Jonathan has been a member of teams advising:

Debtor/Company-side Experience:

  • Core Scientific, one of the world’s largest cryptocurrency mining and hosting companies with approximately $1 billion in debt in evaluating strategic options in light of falling Bitcoin prices and other headwinds in cryptocurrency industry.
  • Serta Simmons Bedding, LLC, one of the largest manufacturers and distributors of mattresses in North America, in connection with its chapter 11 case with approximately $1.9 billion in debt obligations.
  • Talen Energy Supply, LLC, a power generation and infrastructure company in North America, in its chapter 11 cases with approximately $5 billion in funded debt obligations.
  • All Year Holdings Limited, a British Virgin Islands company that operates as a holding company which, through its direct and indirect subsidiaries, focuses on the development, construction, acquisition, leasing and management of residential and commercial properties, including 1,600 residential and commercial units in Brooklyn, New York, with an aggregate net book value in excess of $1.17 billion, in connection with its chapter 11 case; and affiliate Evergreen Gardens Mezz and certain related entities, in connection with the successful $506 million sale of the Denizen properties, which was consummated pursuant to a partially prepackaged joint chapter 11 plan in their separate chapter 11 cases.

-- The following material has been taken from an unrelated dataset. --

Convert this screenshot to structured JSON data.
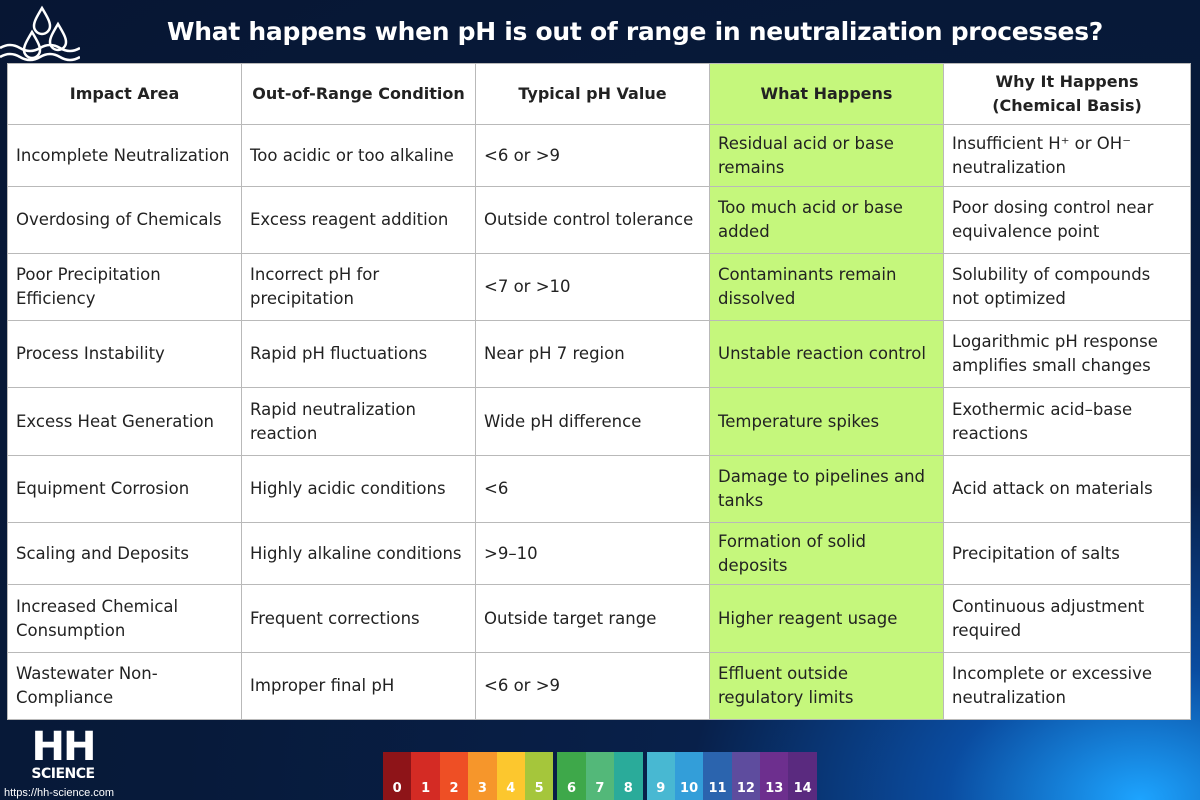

  • Exide Holdings, Inc. and its debtor-affiliates, a multinational lead-acid battery manufacturing company, in their chapter 11 cases.

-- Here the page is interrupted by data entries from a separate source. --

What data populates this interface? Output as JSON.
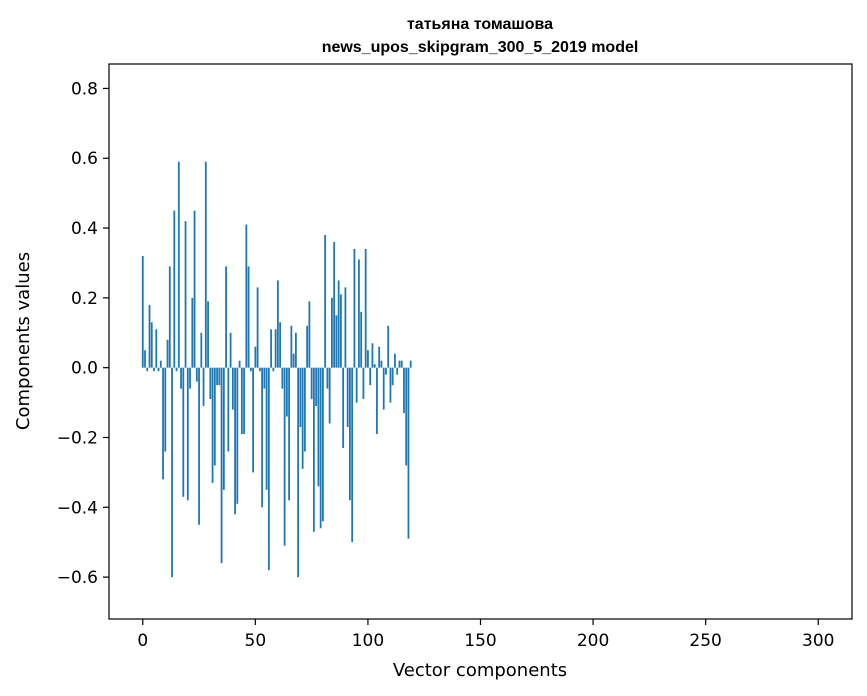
{
  "chart_data": {
    "type": "bar",
    "title": "татьяна томашова",
    "subtitle": "news_upos_skipgram_300_5_2019 model",
    "xlabel": "Vector components",
    "ylabel": "Components values",
    "xlim": [
      -15,
      315
    ],
    "ylim": [
      -0.72,
      0.87
    ],
    "x_ticks": [
      0,
      50,
      100,
      150,
      200,
      250,
      300
    ],
    "y_ticks": [
      -0.6,
      -0.4,
      -0.2,
      0.0,
      0.2,
      0.4,
      0.6,
      0.8
    ],
    "x_tick_labels": [
      "0",
      "50",
      "100",
      "150",
      "200",
      "250",
      "300"
    ],
    "y_tick_labels": [
      "−0.6",
      "−0.4",
      "−0.2",
      "0.0",
      "0.2",
      "0.4",
      "0.6",
      "0.8"
    ],
    "bar_color": "#1f77b4",
    "values": [
      0.32,
      0.05,
      -0.01,
      0.18,
      0.13,
      -0.01,
      0.11,
      -0.01,
      0.02,
      -0.32,
      -0.24,
      0.08,
      0.29,
      -0.6,
      0.45,
      -0.01,
      0.59,
      -0.06,
      -0.37,
      0.42,
      -0.38,
      -0.06,
      0.2,
      0.45,
      -0.04,
      -0.45,
      0.1,
      -0.11,
      0.59,
      0.19,
      -0.09,
      -0.33,
      -0.28,
      -0.05,
      -0.05,
      -0.56,
      -0.35,
      0.29,
      -0.24,
      0.1,
      -0.12,
      -0.42,
      -0.39,
      0.02,
      -0.19,
      -0.19,
      0.41,
      0.29,
      -0.01,
      -0.3,
      0.06,
      0.23,
      -0.01,
      -0.4,
      -0.06,
      -0.35,
      -0.58,
      0.11,
      -0.01,
      0.11,
      0.25,
      0.13,
      -0.06,
      -0.51,
      -0.14,
      -0.38,
      0.12,
      0.04,
      0.1,
      -0.6,
      -0.17,
      -0.29,
      -0.24,
      0.12,
      0.19,
      -0.09,
      -0.47,
      -0.11,
      -0.34,
      -0.46,
      -0.44,
      0.38,
      -0.06,
      -0.16,
      0.2,
      0.36,
      0.15,
      0.25,
      0.21,
      -0.23,
      0.23,
      -0.17,
      -0.38,
      -0.5,
      0.34,
      -0.1,
      0.31,
      0.16,
      -0.09,
      0.34,
      0.05,
      -0.05,
      0.07,
      0.01,
      -0.19,
      0.06,
      0.02,
      -0.12,
      -0.02,
      0.12,
      -0.1,
      -0.05,
      0.04,
      -0.02,
      0.02,
      0.02,
      -0.13,
      -0.28,
      -0.49,
      0.02
    ]
  }
}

  • Representation of a leading independent entertainment company in connection with a restructuring of over $700 million in funded debt through a consensual out-of-court recapitalization transaction.

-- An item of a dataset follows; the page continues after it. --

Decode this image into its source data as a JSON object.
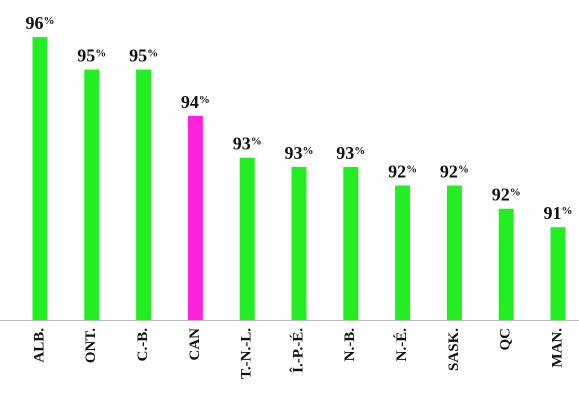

  • Memorial Production Partners LP/Amplify Energy Corp., an oil and gas master limited partnership, in its prepackaged chapter 11 proceedings resulting in the restructuring of more than $1.3 billion of debt, as well as the issuance of 25 million shares and 2.2 million warrants issued by the reorganized company (Amplify Energy Corp.).
  • Basic Energy Services, Inc., one of the nation’s largest oilfield service companies with more than 2,400 employees, in connection with its chapter 11 cases and sale of substantially all of its assets.

Creditor/Acquiror/Other Experience:

  • An ad hoc group of holders of $500 million of first lien notes who achieved approximately 114% recovery in the chapter 11 case of Cobalt International Energy.